Even as reefer container freight rates soar, shipping companies are “far from keeping up” with seasonal demands for perishables.
According to Drewry, a weighted average of fares on the 15 major “refrigerant-intensive” trade lanes jumped 26% in the first quarter, following a seasonal increase in freight demand and higher freight surcharges. hold.
That put rates at their highest level since the reefer index launched in 2017, and Drewry expects rates to rise further in the second quarter.
“However, these increases are modest compared to the inexorable rise in dry freight rates,” explained Philip Gray, research manager for refrigerated shipping.
“Constricted availability of container equipment and lack of slot capacity were major drivers of higher freight rates as a recovering refrigerated trade struggled to compete with more profitable dry freight traffic. for space.”
And, he added, “Despite record levels of reefer container production in the first quarter, Drewry expects equipment availability to remain limited over the next few years.”
Last year, specialist reefers began to make a comeback amid delays and port disruptions when Covid first hit, particularly in China. Indeed, Drewry said, the ongoing disruption has dramatically increased demand for conventional vessels, the strongest in a decade, underscored by “charter equivalents above the 100 cents/cubic foot/30 day threshold.”

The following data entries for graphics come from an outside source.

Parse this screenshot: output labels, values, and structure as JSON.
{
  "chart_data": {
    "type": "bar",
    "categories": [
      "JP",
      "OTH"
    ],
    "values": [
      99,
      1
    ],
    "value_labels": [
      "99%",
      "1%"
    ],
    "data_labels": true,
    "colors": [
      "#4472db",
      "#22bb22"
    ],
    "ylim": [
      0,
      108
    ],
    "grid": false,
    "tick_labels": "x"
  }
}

Meanwhile, with two key fruit seasons ahead, the reefer situation is “a real nightmare” for customers, according to Rafael Llerena, CEO of 3PL specialist EasyFresh.
He said The Loadstar“Traditionally, reefer traffic has been unbalanced, which creates bottlenecks in equipment flows, and any new harvest or season has always been a challenge. These days, you can multiply the challenge by a thousand.
For example, he said, carriers normally place empties ahead of all seasons, such as South African citrus and Egyptian grapes, which start soon but usually only meet demand for the first few weeks.
“They’re a long way off, and that’s really worrying,” added Llerena.
“For example, for the South African citrus season, around 120,000 reefers are needed between April and October. This is why the demand for specialized reefers has been at its peak for a decade.
He said demand for citrus fruits had been “surprisingly high” last year, due to the pandemic, and many new chilled food businesses had sprung up around the world.
Mr Llerena explained: “Brexit and new free trade agreements are shaping new freight links and new international relationships, including intra-America, intra-Asia, Africa-Asia and Egypt-Latin America.
“We see new routes, new products – organic, meatless, aquaculture, hydroponic – new cross-traffic, new origins, new destinations; that happens. So, aside from vaccines, a huge surge of business is happening across the globe within the cold logistics industry.
“Obviously, a holistic view and high service standards are required, commitment and reliability are more important than ever, and supplier support is vital. Most of the time we are – although frankly that doesn’t happen with shipping companies.